Customization of the fox pattern

Customizations happened.  I loved that girls immediately took to hacking the fox pattern as designed by me; adding bows, crowns, and eyelashes to their foxes.  It made me glad I hadn’t found time to pre-cut the fox parts.  The back of the fox head is easy to draw a circuit path on and see/experience polarity – using sharpies on felt was a great way of going over the concept of a circuit, right on the material about to be used.  I am really happy with the overall teaching experience here.  Several girls showed incredible tenacity in the face of adversity.  One young woman in particular, having a very hard time with the sewing, went out and got her lunch and then brought it back to the table to continue her work – she re-did the sewing and managed to get it working.  The whole time she was silent and focused and I really wish I had pointed out to her that her attitude was the most impressive, hire-able skill I can think of.  I’m sure she’s going to do well in whatever field of study she pursues.  One young woman cracked me up when she became frustrated with threading her needle, exclaiming “This is why women revolted!”.

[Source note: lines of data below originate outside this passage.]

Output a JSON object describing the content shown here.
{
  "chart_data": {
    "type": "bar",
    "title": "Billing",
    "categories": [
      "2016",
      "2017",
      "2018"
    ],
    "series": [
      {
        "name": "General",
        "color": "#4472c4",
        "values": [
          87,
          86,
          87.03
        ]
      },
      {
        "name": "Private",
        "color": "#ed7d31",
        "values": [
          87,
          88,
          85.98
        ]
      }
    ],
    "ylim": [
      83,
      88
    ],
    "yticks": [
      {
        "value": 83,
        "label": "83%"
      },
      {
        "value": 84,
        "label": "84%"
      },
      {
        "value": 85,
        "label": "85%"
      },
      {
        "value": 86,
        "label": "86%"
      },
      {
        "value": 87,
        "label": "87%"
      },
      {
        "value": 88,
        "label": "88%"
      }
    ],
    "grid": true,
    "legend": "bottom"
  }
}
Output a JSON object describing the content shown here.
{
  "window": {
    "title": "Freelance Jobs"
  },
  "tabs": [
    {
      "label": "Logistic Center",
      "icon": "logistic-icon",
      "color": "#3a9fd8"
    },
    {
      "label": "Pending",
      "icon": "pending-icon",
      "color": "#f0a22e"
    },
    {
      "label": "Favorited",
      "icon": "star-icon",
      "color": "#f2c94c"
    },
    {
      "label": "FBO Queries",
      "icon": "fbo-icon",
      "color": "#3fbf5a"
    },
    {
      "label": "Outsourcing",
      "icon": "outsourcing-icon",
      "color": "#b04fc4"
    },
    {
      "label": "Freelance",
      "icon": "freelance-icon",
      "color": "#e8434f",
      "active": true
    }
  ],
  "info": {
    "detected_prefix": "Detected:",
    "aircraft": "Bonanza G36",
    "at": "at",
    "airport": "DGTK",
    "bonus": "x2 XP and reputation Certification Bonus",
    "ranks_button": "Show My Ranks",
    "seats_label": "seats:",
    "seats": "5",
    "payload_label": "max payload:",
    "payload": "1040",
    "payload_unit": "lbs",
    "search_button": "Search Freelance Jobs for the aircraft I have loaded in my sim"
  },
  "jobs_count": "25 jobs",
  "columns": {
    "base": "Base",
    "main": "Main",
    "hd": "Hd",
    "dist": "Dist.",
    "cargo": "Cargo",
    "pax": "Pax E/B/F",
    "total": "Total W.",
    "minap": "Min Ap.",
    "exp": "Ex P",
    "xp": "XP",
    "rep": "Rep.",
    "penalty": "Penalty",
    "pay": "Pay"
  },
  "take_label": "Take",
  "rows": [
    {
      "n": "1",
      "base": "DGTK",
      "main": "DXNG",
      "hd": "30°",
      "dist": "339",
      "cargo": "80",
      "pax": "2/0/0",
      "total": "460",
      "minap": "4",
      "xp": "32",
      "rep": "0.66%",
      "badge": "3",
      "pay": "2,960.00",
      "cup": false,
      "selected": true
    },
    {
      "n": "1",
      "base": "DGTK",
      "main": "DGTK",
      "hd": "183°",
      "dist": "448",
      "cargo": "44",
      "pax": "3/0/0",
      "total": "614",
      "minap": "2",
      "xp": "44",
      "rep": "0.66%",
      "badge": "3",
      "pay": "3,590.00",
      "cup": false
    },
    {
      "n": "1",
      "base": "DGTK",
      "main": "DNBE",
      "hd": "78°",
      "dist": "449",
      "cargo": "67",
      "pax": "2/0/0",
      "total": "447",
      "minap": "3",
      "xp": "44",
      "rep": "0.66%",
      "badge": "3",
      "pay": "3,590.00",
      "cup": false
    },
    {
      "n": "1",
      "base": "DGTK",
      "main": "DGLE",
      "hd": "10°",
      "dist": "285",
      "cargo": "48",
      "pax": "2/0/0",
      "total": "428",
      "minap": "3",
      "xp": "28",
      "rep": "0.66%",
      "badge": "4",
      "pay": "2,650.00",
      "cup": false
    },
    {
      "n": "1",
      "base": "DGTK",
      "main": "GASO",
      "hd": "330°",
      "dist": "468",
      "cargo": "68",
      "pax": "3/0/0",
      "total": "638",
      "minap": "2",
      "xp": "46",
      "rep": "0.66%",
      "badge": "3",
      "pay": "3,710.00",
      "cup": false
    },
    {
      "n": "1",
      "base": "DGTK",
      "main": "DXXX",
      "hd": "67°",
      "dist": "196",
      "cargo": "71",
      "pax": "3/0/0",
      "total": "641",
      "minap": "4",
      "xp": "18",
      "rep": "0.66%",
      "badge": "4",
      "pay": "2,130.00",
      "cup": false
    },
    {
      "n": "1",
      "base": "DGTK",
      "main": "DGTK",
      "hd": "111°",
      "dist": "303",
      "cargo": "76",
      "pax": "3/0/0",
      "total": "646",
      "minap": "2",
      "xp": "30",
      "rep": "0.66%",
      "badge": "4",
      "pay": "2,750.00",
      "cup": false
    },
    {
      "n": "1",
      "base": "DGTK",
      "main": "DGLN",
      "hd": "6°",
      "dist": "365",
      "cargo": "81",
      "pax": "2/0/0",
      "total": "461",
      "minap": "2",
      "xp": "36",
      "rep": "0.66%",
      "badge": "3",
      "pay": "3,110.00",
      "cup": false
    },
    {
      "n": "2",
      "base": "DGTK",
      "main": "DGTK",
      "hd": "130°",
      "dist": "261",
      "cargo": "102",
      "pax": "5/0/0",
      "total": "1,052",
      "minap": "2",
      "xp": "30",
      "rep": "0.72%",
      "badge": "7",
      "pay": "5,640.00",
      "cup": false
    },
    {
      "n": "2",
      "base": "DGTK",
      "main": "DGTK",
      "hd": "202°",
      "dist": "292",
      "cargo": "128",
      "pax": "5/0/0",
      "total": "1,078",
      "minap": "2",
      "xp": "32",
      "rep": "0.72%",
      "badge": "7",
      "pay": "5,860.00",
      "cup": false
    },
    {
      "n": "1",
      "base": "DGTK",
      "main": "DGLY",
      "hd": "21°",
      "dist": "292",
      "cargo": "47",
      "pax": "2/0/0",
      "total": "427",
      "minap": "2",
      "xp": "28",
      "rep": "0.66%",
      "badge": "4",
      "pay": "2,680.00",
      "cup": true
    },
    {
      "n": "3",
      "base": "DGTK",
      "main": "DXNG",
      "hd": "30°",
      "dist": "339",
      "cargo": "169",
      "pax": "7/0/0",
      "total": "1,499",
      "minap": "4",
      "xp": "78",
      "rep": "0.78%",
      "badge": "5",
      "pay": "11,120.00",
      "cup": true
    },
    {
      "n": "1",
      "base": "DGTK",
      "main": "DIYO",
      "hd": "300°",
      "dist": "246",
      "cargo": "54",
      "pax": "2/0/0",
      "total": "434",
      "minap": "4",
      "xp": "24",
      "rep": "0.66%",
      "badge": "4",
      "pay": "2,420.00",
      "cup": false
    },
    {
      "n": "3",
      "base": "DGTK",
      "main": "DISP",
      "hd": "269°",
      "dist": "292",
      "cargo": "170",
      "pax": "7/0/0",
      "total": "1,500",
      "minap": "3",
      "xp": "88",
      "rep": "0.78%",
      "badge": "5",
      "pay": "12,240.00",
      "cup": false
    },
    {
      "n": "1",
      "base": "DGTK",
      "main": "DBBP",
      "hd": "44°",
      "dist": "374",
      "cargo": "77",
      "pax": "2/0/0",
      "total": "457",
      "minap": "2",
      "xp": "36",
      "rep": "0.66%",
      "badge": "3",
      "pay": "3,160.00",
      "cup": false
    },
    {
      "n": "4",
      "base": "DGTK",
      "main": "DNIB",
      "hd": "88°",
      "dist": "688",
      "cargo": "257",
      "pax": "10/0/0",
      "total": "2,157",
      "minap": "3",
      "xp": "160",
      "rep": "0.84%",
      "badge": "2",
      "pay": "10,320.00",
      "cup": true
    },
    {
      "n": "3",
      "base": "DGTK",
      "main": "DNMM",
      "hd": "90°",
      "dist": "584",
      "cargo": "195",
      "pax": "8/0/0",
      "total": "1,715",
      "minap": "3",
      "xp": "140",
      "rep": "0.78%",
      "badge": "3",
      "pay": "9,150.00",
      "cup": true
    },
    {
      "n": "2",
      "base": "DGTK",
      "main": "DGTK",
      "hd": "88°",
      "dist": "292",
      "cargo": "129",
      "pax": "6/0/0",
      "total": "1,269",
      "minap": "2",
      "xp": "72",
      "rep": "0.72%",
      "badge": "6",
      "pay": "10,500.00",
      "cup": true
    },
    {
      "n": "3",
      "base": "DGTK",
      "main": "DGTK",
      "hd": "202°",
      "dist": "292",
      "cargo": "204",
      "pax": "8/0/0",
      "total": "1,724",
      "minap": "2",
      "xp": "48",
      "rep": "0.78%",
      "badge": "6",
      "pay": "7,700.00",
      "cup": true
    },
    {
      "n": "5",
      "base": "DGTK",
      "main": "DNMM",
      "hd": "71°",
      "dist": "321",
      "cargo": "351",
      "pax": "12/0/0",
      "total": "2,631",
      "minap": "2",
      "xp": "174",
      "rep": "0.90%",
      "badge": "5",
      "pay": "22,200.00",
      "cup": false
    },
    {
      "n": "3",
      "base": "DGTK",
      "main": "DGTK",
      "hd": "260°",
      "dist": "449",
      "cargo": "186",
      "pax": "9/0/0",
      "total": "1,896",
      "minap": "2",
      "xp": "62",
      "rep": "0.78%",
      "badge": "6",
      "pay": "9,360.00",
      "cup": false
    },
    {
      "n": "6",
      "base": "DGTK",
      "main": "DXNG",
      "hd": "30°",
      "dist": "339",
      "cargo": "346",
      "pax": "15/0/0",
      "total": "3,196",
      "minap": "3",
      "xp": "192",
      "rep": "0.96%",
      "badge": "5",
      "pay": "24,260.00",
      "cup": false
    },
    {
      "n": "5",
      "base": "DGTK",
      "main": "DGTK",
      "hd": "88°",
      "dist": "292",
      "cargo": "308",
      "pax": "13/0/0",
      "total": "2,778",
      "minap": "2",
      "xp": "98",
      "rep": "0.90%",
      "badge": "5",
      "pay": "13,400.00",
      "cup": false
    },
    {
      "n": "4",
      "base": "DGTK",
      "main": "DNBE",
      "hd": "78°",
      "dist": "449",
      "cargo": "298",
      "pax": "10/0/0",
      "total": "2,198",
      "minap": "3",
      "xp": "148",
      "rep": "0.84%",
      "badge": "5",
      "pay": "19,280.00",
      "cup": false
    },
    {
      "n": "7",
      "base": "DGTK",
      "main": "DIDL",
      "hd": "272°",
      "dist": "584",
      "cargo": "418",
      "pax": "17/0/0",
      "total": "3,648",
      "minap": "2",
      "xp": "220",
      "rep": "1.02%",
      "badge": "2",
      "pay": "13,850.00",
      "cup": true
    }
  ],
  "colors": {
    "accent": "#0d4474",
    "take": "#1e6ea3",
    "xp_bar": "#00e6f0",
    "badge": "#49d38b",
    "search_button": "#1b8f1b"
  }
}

In conclusion – the event was a tremendous success – both the conference as a whole and the Mozilla workshop flourished this year. The conference does a great job of pulling feedback from participants, as they must hand in a form to get their swag bag at the end of the day.  We see in the feedback that we did a wonderful job of getting the young women excited about and considering career paths in technology. In the summary from the feedback forms “87% thought the robotics workshop (Mozilla/Microsoft) was great or good”. Also 100% of respondents would recommend this conference to a friend or another parent.

I really look forward to dreaming up something next year to top this.  I have no fixed idea yet because part of the fun of doing this conference/workshop is waiting and seeing what exciting new open technology would be a good fit at the time. I’m definitely going to keep the issues from this year in mind when formulating a plan for next year, and pay attention to minimizing participant wait times in order to increase overall satisfaction with the project.  When I initially came up with this idea, I was worried that it didn’t have a strong tie to Mozilla’s mission, but as I continued to develop and finally executing it I felt more and more like the way we work on projects like this is such a product of how we work on keeping things open on the web.  It was thanks to the web that I found the guide which helped me with planning, it was thanks to the spirit of the open web that people I work with (and some with whom I don’t) came out and volunteered to help make this happen. Getting your hands on a building block of technology, modifying it to make it your own, sharing the results – that too is the open web, and it’s what the day provided for all the young women in our workshops. I look forward to seeing what the future holds with these potential hackers in it.